A Reproducible Bioimpedance Transducer for Insulin Noninvasive Measurement

Abstract

A bioimpedance transducer is proposed for noninvasive monitoring of insulin bioavailability after subcutaneous injection. The insulin bioavailability is assessed indirectly by measuring the local impedance variation due to the drug disappearance from the injection volume. The instrument allows to manage the extreme variability in insulin response by patients with diabetes due to skin conditions and/or alterations such as lipodystrophy. In this way, the transducer can also be considered as a key component for new generation of artificial pancreas. The instrument achieves the state-of-the-art accuracy and uncertainty. Intraindividual reproducibility also improved with respect to previous studies. Moreover, the feasibility of an absorption measurement is proven.
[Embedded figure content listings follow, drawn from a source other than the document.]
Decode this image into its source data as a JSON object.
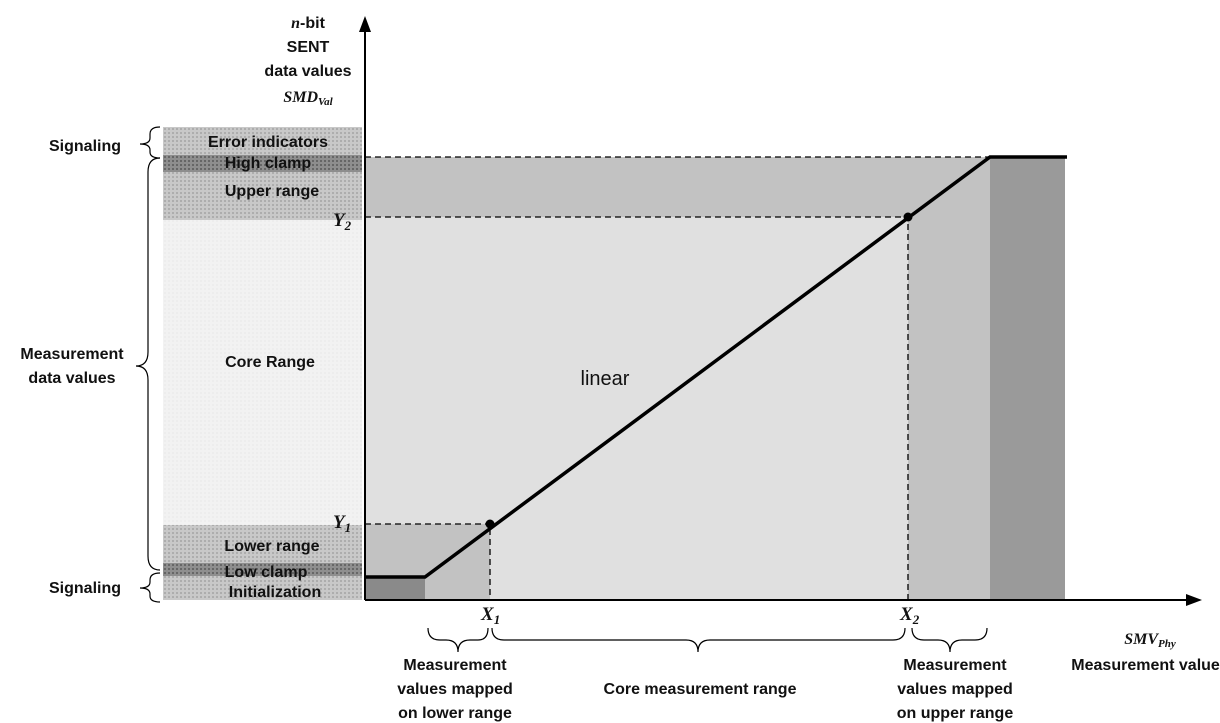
{
  "y_axis": {
    "n_bit": {
      "var": "n",
      "rest": "-bit"
    },
    "lines": [
      "SENT",
      "data values"
    ],
    "symbol": {
      "main": "SMD",
      "sub": "Val"
    }
  },
  "bands": [
    "Error indicators",
    "High clamp",
    "Upper range",
    "Core Range",
    "Lower range",
    "Low clamp",
    "Initialization"
  ],
  "groups": {
    "signaling_top": "Signaling",
    "measurement": [
      "Measurement",
      "data values"
    ],
    "signaling_bottom": "Signaling"
  },
  "points": {
    "Y2": {
      "main": "Y",
      "sub": "2"
    },
    "Y1": {
      "main": "Y",
      "sub": "1"
    },
    "X1": {
      "main": "X",
      "sub": "1"
    },
    "X2": {
      "main": "X",
      "sub": "2"
    }
  },
  "x_axis": {
    "symbol": {
      "main": "SMV",
      "sub": "Phy"
    },
    "title": "Measurement values"
  },
  "curve_label": "linear",
  "bottom_ranges": [
    [
      "Measurement",
      "values mapped",
      "on lower range"
    ],
    [
      "Core measurement range"
    ],
    [
      "Measurement",
      "values mapped",
      "on upper range"
    ]
  ]
}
After presenting the concept design and the prototype, the metrological characterization during: 1) laboratory (on passive electrical components); 2) in vitro (on eggplants); and 3) in vivo (on a human subject) experiments is reported. In laboratory tests, typical percentage deterministic errors of 1% on magnitude and phase were obtained. The mean 1- σ repeatability of 0.05% was obtained for both impedance magnitude and phase. The in vitro tests were aimed to improve the reproducibility by comparing the electrical behavior of insulin and vehicle in eggplants. During in vivo tests, a decrease in percentage 1- σ intraindividual reproducibility was reported with respect to the state-of-the-art (from more than 200% to 36%), as the impedance magnitude is concerned. In a clinical application framework, an accuracy of 9 μ l was obtained by means of a second-order polynomial model. The uncertainty was 4.2 μ l , well below the typical volume of one insulin unit (10.0 μ l).